After the incident, the 119 helpline of the police department asked citizens to help locate the killers of Farkhunda. They put an announcement out on their Facebook page appealing, “Please! If you have any video clip or picture from the scene, share it with us, so that it can help us find the killers of late Farkhunda”.
دوستان محترم وگرامی!با ابراز سپاس از همکاری های دوستانی که درقسمت افشای چهره عاملان قتل فرخنده کمک کرده اند ، لطفا اگر …
Within 24 hours of the first announcement, they released another statement on their website saying, “119 Police are thankful of your cooperation to track the killers of Farkhunda.
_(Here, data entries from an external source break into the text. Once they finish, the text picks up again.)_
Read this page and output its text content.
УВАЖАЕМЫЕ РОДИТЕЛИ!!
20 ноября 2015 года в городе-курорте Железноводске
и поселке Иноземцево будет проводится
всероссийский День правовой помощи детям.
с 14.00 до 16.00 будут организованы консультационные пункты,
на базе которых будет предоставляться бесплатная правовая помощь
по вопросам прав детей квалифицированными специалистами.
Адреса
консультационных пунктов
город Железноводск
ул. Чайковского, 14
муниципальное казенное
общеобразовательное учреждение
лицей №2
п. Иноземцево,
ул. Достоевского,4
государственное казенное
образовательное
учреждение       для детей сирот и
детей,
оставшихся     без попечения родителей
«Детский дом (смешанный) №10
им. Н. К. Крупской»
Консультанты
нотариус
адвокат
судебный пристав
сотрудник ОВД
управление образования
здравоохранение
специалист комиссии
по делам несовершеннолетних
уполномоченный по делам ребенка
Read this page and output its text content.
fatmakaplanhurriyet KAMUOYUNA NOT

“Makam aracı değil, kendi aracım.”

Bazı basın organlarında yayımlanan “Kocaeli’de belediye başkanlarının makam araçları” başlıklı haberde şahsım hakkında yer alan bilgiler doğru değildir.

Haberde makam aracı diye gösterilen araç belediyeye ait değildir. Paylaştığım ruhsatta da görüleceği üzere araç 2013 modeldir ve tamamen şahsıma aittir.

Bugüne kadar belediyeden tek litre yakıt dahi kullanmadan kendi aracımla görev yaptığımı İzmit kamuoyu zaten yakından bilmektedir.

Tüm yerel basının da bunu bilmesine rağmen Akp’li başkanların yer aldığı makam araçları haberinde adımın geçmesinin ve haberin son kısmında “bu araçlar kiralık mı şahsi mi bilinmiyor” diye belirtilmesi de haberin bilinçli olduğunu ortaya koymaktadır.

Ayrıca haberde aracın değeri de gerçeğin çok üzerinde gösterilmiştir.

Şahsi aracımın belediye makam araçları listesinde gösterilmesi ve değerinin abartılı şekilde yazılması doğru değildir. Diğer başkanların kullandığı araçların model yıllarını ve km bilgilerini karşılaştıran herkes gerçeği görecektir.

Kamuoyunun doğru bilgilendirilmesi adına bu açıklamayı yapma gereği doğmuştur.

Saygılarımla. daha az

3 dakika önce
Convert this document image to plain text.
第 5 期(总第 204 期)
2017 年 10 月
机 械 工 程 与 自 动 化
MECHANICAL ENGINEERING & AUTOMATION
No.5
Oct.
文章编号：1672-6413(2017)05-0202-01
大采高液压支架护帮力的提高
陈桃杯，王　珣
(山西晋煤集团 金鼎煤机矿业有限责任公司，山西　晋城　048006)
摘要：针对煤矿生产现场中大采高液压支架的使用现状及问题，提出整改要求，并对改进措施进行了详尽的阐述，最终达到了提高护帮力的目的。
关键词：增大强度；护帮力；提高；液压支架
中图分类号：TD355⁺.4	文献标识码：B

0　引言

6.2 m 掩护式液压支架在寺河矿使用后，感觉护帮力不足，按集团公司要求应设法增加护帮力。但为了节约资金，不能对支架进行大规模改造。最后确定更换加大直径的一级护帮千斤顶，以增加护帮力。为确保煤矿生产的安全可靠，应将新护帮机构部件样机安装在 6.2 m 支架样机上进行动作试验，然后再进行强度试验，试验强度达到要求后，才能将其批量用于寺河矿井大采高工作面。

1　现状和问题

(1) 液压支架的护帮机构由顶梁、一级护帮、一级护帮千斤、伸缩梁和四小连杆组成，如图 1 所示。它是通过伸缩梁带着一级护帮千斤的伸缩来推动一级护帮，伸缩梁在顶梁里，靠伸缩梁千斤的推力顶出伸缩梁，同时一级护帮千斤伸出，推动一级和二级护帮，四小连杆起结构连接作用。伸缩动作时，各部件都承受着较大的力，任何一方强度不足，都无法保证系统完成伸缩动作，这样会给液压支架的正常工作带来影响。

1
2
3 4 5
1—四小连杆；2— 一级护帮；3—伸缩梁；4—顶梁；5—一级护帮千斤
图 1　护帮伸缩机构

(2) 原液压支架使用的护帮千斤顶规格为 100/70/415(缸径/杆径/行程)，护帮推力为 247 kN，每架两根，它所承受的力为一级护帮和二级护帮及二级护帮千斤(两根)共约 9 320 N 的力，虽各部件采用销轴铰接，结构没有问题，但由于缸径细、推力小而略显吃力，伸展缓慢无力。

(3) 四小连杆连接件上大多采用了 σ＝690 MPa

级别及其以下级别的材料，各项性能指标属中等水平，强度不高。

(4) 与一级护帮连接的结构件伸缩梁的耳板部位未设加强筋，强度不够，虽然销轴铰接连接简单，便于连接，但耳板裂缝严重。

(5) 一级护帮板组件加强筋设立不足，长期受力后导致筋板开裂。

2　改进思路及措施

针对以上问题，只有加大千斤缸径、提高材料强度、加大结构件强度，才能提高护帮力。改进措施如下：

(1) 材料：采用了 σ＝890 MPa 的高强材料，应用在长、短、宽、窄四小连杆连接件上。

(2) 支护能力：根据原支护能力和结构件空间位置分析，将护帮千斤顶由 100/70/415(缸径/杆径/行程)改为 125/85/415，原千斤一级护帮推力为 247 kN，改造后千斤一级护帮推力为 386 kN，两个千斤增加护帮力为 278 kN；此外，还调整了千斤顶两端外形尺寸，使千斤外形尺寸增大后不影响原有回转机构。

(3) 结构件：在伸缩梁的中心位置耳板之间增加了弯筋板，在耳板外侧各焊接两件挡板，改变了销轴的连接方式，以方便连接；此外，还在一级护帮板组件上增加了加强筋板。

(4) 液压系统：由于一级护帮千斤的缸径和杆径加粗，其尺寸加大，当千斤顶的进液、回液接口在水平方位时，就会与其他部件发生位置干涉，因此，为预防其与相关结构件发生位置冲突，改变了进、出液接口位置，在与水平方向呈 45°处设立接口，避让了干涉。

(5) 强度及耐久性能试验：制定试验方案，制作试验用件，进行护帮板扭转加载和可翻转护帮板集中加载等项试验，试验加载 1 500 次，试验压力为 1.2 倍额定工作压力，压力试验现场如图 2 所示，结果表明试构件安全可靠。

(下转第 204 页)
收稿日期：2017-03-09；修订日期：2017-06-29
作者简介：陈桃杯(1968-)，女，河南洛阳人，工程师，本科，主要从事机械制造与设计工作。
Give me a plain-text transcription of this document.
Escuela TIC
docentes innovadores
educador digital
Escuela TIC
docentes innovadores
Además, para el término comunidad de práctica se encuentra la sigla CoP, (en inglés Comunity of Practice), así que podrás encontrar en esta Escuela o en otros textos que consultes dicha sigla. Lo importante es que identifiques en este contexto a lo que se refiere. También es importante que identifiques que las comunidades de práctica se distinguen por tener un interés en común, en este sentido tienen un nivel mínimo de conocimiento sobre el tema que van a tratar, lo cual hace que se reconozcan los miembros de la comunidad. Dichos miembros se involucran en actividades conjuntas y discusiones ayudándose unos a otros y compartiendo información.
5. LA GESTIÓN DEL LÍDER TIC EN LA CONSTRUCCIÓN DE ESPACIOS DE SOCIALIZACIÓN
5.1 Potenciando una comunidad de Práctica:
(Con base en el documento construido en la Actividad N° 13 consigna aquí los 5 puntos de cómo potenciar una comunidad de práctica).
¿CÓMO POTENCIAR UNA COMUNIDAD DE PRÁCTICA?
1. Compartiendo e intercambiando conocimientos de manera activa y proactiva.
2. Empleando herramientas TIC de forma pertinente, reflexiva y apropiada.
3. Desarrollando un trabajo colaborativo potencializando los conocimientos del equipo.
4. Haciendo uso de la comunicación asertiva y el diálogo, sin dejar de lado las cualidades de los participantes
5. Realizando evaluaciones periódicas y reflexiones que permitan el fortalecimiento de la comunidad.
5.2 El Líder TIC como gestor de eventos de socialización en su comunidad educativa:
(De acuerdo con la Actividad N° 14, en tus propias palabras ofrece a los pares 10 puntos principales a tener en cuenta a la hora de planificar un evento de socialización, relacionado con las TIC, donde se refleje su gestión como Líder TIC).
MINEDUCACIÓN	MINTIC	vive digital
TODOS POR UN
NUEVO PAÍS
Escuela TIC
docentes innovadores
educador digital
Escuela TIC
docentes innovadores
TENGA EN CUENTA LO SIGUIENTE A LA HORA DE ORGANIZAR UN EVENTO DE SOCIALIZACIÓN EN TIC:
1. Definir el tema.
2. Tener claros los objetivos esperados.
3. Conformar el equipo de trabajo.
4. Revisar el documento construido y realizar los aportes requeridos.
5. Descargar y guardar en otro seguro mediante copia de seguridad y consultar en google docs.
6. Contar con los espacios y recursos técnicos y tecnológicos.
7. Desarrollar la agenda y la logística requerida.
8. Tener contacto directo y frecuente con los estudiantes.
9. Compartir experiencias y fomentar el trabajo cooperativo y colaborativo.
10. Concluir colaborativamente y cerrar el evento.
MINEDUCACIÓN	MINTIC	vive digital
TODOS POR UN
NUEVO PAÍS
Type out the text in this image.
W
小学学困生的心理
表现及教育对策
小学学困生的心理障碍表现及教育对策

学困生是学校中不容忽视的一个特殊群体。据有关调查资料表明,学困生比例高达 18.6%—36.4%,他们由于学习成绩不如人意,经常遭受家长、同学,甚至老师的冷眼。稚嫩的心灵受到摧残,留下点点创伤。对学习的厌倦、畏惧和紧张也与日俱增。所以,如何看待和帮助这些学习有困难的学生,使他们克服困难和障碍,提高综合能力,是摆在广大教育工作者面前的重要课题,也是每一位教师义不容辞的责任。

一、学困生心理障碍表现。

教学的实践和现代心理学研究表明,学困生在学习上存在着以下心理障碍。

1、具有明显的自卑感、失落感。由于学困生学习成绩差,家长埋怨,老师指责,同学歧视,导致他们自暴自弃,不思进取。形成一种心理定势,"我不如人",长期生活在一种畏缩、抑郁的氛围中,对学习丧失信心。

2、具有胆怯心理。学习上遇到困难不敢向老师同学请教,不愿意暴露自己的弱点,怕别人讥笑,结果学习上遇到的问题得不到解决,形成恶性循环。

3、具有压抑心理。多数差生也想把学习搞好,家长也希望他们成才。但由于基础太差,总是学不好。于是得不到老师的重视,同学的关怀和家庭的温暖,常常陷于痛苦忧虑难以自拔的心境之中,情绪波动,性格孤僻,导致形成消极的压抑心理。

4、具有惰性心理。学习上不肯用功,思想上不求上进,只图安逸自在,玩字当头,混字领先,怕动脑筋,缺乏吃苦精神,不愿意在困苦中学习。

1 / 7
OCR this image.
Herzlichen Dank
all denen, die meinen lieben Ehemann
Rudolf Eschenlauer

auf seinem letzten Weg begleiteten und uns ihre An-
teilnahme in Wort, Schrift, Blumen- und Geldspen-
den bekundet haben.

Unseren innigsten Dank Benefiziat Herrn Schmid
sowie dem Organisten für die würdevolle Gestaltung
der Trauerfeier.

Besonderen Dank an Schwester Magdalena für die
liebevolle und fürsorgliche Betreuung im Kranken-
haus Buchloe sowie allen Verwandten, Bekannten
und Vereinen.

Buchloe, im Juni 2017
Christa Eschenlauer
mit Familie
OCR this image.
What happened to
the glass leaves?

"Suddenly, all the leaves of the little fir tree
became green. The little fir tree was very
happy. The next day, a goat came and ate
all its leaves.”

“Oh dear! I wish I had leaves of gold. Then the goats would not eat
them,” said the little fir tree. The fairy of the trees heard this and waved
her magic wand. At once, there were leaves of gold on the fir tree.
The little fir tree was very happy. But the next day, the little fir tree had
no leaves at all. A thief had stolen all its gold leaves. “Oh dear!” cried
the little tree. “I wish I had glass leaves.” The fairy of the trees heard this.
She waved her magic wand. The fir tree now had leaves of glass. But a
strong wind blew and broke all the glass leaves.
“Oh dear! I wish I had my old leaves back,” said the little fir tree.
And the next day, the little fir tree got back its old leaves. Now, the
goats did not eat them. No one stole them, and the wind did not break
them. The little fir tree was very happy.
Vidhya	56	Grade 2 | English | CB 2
With your help, we were able to arrest 22 suspects.”
Dear Countrymen!The Ministry of Interior appreciates your cooperation in sharing information regarding the martyrdom of…
Most of those who had filmed the scene shared their videos on social media and shared it with each other. And even though most of these videos were filmed on smart phones, people helped identify some of the attackers. People who knew the faces in videos called 119 Police department and disclosed the identity of some killers. Some of them disclosed their social media accounts. It is not clear how many videos and responses 119 Police received from the citizens, but nevertheless it goes to shows how social media could help facilitate a platform for those civilians who had the information and will to help the police.
The Director of Investigations Department in the Ministry of Interior said that tracking the killers of Farkhunda with the help of people was of most important. He said that the evidence and documents given to police by people played a vital role in finding the perpetrators. He added they were able to arrest 30 individuals with the help of people. He also asked the citizens to help them find the rest of the attackers.
And yet, despite this evident influence that the new media has in Afghanistan, there are many who continue to undermine its impact on the real world. Take for instance the spokesperson to the Kabul police who was sacked for supporting the killers of Farkhunda on a post on his Facebook page.
Similarly, there were others such as the Deputy Minister of information and culture, Simin Ghazal Hassanzada who, in their initial reaction to the incident. expressed their emotional views against Farkhunda, earning the ire of the many Afghan web users. Following wide condemnation by this empowered section of the Afghan society, they were forced to retract their statements and issue apologies.
Irrespective of what you believe to be the human and legal aspects of Farkhunda’s death, the events that followed has displayed the ability of social media to empower common citizens against uncivilized and primitive forces that our country faces every day.